Thursday, October 17, 2013

Drying onions.

This year we harvested 900 kg of onions from a half acre patch in our maincrop field. Harvest coincided with the onset of a very damp autumn, and we weren't able to dry the onions sufficiently for long storage, so had to come up with an alternative solution to relying on warm dry weather.
James helping to build the onion-drying contraption.
So in the cow-shed we built an onion-drying contraption.
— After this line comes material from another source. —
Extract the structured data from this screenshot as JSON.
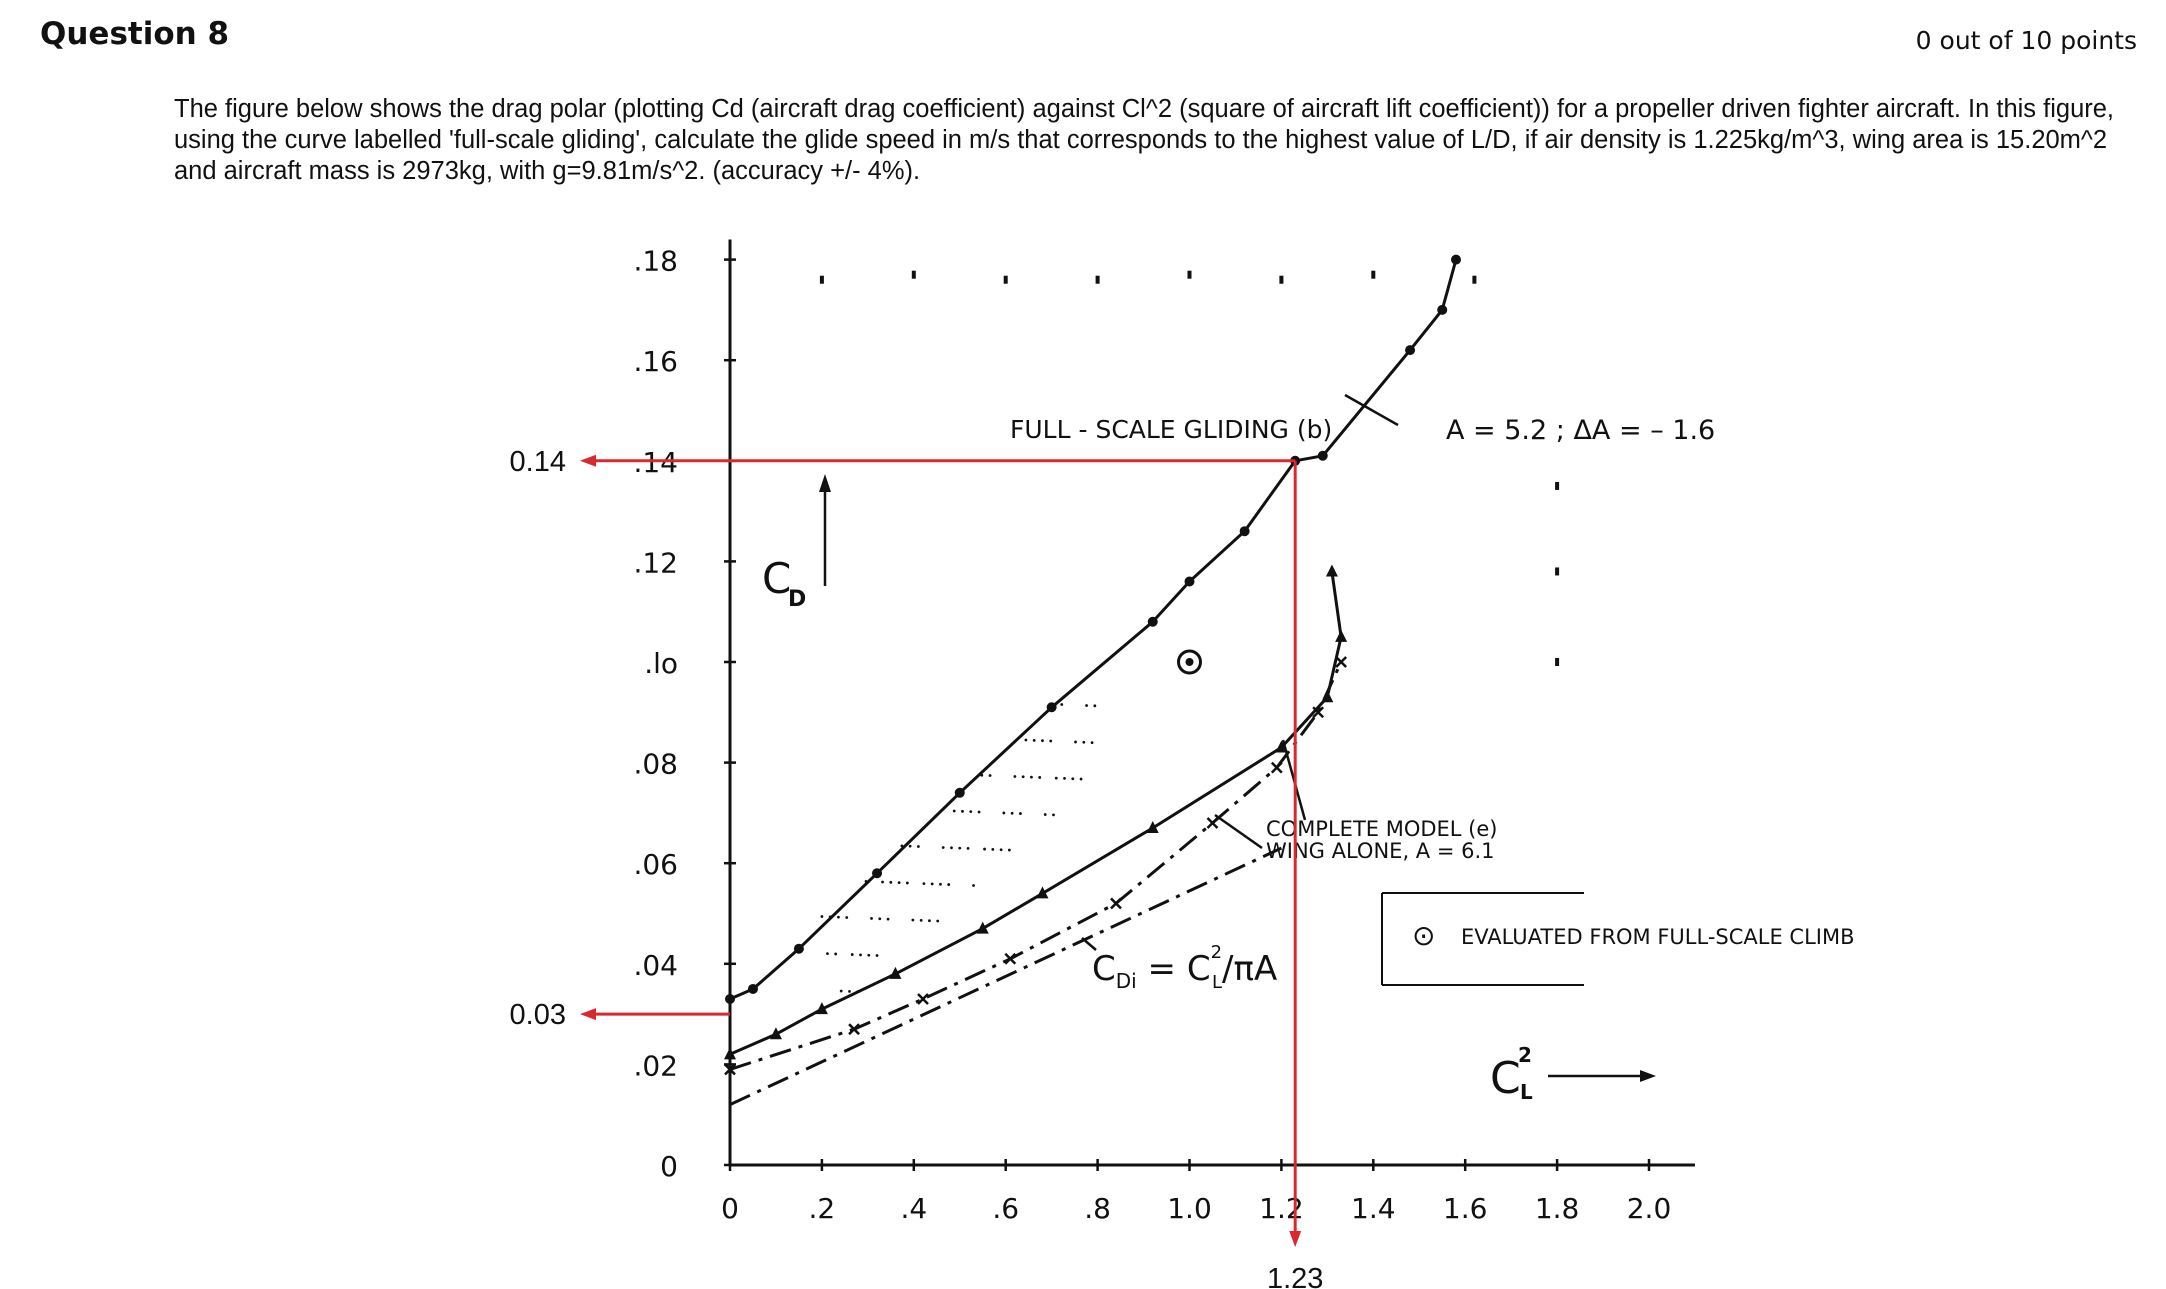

We raised a wooden slatted tonne-box on blocks, filled it full of onions, blocked the gaps around the sides with old doors and boards of wood screwed into place, borrowed an industrial fan (thanks Tim!), bought a gas-fired space-heater, and heated the onions from below.
Martin and Nyssa filling the contraption with onions.
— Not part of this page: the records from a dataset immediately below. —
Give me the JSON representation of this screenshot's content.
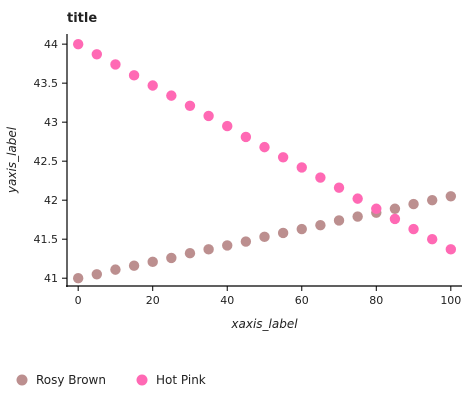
{
  "chart_data": {
    "type": "scatter",
    "title": "title",
    "xlabel": "xaxis_label",
    "ylabel": "yaxis_label",
    "xlim": [
      -3,
      103
    ],
    "ylim": [
      40.9,
      44.13
    ],
    "x_ticks": [
      0,
      20,
      40,
      60,
      80,
      100
    ],
    "y_ticks": [
      41,
      41.5,
      42,
      42.5,
      43,
      43.5,
      44
    ],
    "grid": false,
    "legend_position": "bottom",
    "series": [
      {
        "name": "Rosy Brown",
        "color": "#bc8f8f",
        "x": [
          0,
          5,
          10,
          15,
          20,
          25,
          30,
          35,
          40,
          45,
          50,
          55,
          60,
          65,
          70,
          75,
          80,
          85,
          90,
          95,
          100
        ],
        "y": [
          41.0,
          41.05,
          41.11,
          41.16,
          41.21,
          41.26,
          41.32,
          41.37,
          41.42,
          41.47,
          41.53,
          41.58,
          41.63,
          41.68,
          41.74,
          41.79,
          41.84,
          41.89,
          41.95,
          42.0,
          42.05
        ]
      },
      {
        "name": "Hot Pink",
        "color": "#ff69b4",
        "x": [
          0,
          5,
          10,
          15,
          20,
          25,
          30,
          35,
          40,
          45,
          50,
          55,
          60,
          65,
          70,
          75,
          80,
          85,
          90,
          95,
          100
        ],
        "y": [
          44.0,
          43.87,
          43.74,
          43.6,
          43.47,
          43.34,
          43.21,
          43.08,
          42.95,
          42.81,
          42.68,
          42.55,
          42.42,
          42.29,
          42.16,
          42.02,
          41.89,
          41.76,
          41.63,
          41.5,
          41.37
        ]
      }
    ]
  }
}
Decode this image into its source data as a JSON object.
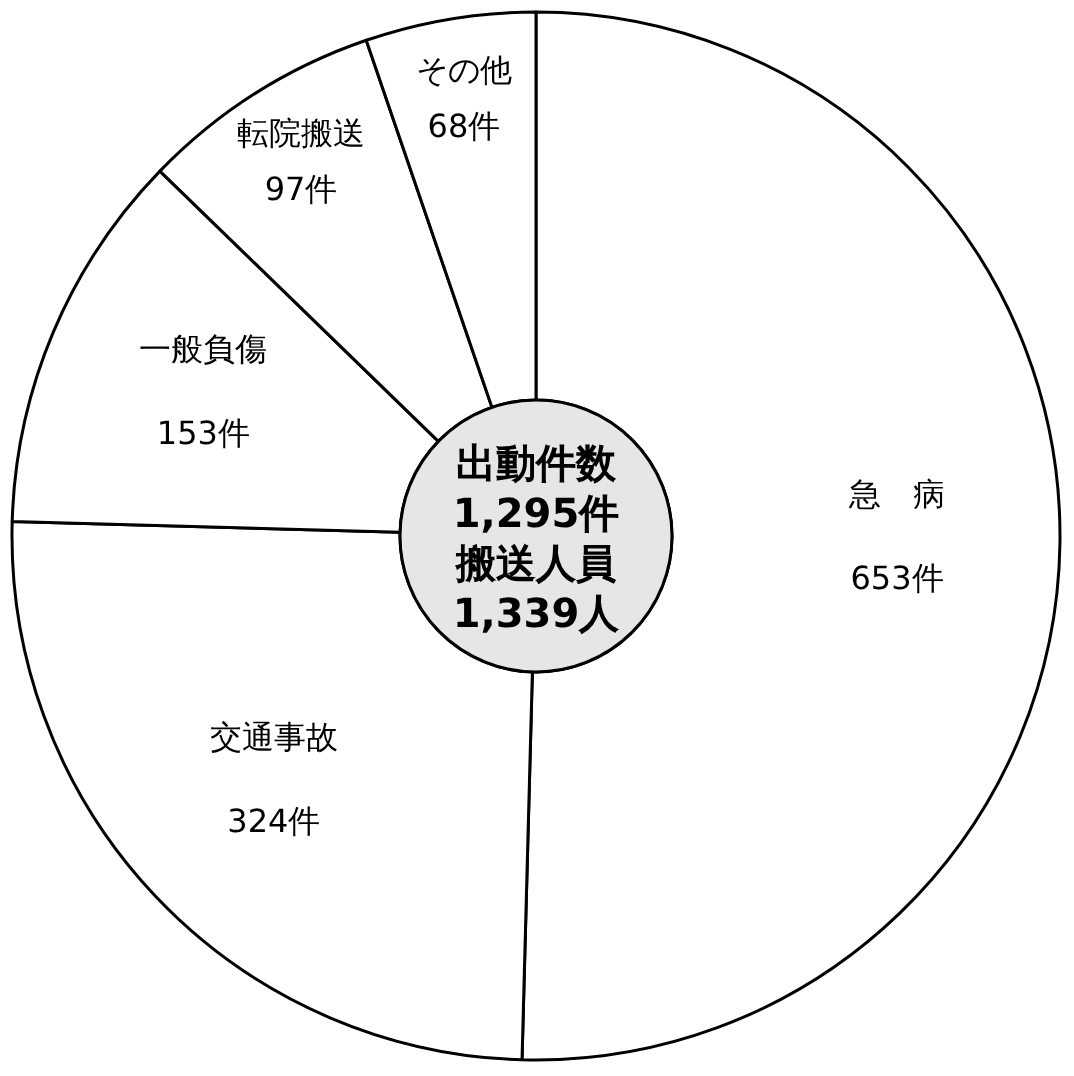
{
  "chart_data": {
    "type": "donut",
    "categories": [
      "急　病",
      "交通事故",
      "一般負傷",
      "転院搬送",
      "その他"
    ],
    "values": [
      653,
      324,
      153,
      97,
      68
    ],
    "value_labels": [
      "653件",
      "324件",
      "153件",
      "97件",
      "68件"
    ],
    "colors": [
      "#ffffff",
      "#ffffff",
      "#ffffff",
      "#ffffff",
      "#ffffff"
    ],
    "annotations": [
      "出動件数",
      "1,295件",
      "搬送人員",
      "1,339人"
    ]
  }
}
 We were aiming at a temperature of 26 degrees Celsius for a 3-day period, but for health and safety concerns we turned the device off late at night, and re-fired it first thing in the morning, so the temperature did fluctuate (though we left the fan on 24/7). We also found that the onions on the very bottom were far too hot and turned soft, while those on the very top were not up to temperature. But after four days of heating in this way the onions were all dry (fingers crossed) and ready for storage.

A fraction of our onions dried and hung from the rafters for winter storage.
We stacked half the onions in open plastic crates, and suspended the other half from the shed rafters in net-bags. Like this we hope they will store well into the new year. The contraption worked very well, and the onions look good, and have already been selling (£1.50 per kilo).